神剑的锋锐破开了坚硬的龙鳞,在参孙胸前留下一个深刻的“x”形创口,龙血喷溅。
剧痛让参孙应激性地后退,发出震耳欲聋的咆哮。
但它毕竟是诺顿座下身经百战的亲卫,临危不乱,粗壮的龙尾如钢鞭般顺势横扫,像驱赶蚊蝇般將酒德麻衣狠狠抽飞出去!
“砰!”
酒德麻衣重重撞在甬道壁上,只觉得五臟六腑都错了位,咳出一小口血,持剑的虎口已然崩裂,鲜血浸湿了剑柄。
若非最后时刻用双剑格挡卸去部分力量,身后还有水流作为缓衝,光是这一记甩尾就足以要了她的命。
这电光石火间的交锋,让她无比清晰地认识到人与龙之间那鸿沟般的力量差距。
她手持神剑,確实能威胁到对方,但整个战斗过程如同在万丈深渊之上走钢丝,容不得半分差错。

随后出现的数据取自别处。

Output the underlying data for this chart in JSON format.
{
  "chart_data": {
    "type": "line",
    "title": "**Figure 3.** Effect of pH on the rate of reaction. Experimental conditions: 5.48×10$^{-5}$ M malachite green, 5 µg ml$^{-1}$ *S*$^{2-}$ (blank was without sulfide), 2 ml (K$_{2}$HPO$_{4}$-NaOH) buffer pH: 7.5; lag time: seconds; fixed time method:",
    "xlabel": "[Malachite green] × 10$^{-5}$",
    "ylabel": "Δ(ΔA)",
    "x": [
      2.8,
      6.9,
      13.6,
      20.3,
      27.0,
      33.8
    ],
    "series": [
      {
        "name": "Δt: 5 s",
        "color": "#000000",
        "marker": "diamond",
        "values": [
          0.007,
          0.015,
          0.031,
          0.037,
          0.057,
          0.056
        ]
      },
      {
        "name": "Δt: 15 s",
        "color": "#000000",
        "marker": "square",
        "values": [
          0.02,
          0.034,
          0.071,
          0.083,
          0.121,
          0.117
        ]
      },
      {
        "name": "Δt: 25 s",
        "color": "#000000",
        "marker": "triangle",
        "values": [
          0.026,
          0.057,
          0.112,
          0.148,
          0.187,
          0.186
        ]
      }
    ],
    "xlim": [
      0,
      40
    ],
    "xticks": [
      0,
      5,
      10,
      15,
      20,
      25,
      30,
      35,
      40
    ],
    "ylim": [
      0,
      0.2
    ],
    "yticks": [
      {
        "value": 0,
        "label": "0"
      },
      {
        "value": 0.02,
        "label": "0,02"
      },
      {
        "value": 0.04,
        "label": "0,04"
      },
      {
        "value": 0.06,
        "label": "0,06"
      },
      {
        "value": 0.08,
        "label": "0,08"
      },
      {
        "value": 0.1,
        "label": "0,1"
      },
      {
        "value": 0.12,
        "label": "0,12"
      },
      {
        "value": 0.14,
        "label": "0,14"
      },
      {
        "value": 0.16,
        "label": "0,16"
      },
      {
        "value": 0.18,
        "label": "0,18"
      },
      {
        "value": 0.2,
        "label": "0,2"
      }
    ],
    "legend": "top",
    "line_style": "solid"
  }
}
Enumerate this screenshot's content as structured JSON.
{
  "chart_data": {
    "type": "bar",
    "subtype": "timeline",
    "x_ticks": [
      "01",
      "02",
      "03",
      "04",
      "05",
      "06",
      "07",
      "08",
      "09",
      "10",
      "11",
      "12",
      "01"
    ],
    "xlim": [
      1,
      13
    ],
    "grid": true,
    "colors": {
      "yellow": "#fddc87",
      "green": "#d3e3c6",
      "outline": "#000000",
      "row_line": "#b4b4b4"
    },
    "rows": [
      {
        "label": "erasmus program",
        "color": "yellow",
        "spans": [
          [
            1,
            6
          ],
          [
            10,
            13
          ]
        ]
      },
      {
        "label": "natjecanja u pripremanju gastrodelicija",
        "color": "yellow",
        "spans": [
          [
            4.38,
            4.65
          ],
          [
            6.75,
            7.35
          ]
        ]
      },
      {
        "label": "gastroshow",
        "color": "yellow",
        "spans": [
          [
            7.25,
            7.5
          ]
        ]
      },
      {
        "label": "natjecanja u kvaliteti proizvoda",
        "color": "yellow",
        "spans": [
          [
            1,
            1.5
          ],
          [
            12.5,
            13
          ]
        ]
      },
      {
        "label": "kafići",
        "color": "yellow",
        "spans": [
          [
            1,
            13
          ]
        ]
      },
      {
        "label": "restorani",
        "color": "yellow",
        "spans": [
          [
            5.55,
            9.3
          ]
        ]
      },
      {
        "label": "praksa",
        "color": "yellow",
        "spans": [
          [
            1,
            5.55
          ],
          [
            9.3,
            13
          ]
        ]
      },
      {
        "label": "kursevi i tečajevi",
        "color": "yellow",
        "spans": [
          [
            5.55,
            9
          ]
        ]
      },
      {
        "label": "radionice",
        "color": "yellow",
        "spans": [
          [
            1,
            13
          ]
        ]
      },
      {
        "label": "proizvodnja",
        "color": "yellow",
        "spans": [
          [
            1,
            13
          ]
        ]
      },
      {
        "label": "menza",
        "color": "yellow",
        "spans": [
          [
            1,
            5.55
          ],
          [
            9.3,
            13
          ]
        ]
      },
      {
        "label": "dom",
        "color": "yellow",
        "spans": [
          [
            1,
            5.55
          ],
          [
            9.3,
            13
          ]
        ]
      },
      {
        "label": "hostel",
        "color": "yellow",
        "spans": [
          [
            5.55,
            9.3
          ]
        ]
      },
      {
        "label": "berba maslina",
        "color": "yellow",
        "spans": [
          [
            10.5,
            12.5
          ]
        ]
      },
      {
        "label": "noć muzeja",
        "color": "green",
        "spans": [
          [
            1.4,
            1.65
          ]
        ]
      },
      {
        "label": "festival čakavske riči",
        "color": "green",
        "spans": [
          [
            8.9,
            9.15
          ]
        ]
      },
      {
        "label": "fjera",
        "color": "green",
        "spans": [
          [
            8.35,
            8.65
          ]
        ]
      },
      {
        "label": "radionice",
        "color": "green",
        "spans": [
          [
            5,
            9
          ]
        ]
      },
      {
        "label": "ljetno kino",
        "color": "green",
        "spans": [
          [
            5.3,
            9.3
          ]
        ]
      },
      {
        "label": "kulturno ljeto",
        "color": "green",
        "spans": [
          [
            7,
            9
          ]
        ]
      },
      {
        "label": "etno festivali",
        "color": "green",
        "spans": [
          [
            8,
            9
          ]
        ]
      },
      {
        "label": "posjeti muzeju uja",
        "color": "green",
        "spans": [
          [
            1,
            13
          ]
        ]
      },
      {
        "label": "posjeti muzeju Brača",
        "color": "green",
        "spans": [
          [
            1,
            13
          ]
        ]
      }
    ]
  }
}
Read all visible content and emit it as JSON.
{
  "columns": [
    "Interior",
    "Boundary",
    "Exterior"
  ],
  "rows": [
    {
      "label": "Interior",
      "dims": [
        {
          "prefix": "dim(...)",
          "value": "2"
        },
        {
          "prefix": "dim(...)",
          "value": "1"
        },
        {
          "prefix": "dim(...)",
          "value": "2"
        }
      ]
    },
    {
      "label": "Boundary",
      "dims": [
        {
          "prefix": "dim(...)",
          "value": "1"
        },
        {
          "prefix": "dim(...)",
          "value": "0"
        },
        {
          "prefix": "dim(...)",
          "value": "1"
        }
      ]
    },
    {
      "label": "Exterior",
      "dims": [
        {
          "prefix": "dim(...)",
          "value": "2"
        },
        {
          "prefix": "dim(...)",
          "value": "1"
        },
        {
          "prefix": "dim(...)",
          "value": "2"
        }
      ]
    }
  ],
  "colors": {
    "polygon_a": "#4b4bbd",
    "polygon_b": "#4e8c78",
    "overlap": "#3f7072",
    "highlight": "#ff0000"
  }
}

而参孙凭藉其庞大的身躯和强悍的防御,只要护住心臟、头颅等要害,便拥有极大的容错空间。
另一条三代种龙侍抓住了她受创的时机,扑咬过来。
酒德麻衣强忍剧痛,右脚猛地蹬踏侧壁,身形险之又险地擦著利齿掠过。
她的呼吸变得异常急促。龙化状態虽改变了她的部分生理结构,让她能像鱼类一样从水中获取氧气,不至窒息,却难以支撑如此高强度的剧烈消耗。
单单一个参孙就已让她险象环生,旁边还有一条三代种龙侍不时伺机偷袭,几乎不给她任何喘息回力的机会。
她如同狂风暴雨中的一叶扁舟,在两条巨龙掀起的惊涛骇浪中,艰难地维繫著那一线生机。
儘管占尽上风,参孙熔岩般的黄金瞳中却毫无喜色,只有不断上涨的焦灼。
每被拖延一秒,沉睡中的君主就多一分危险。
它真正的使命,从来不是诛杀这些闯入龙墓的无礼之徒,而是不惜一切代价,守护尚在孕育中的君王。
这份守护的责任,让他的攻击变得更加狂暴,大开大闔,每一次爪击、每一次龙息都倾尽全力,试图以绝对的力量碾碎眼前的障碍。
它並非没有考虑过直接甩开这个难缠的人类,直扑君主寢宫。但这样做反而可能將这个手持诡异兵刃、威胁巨大的敌人引向君主所在。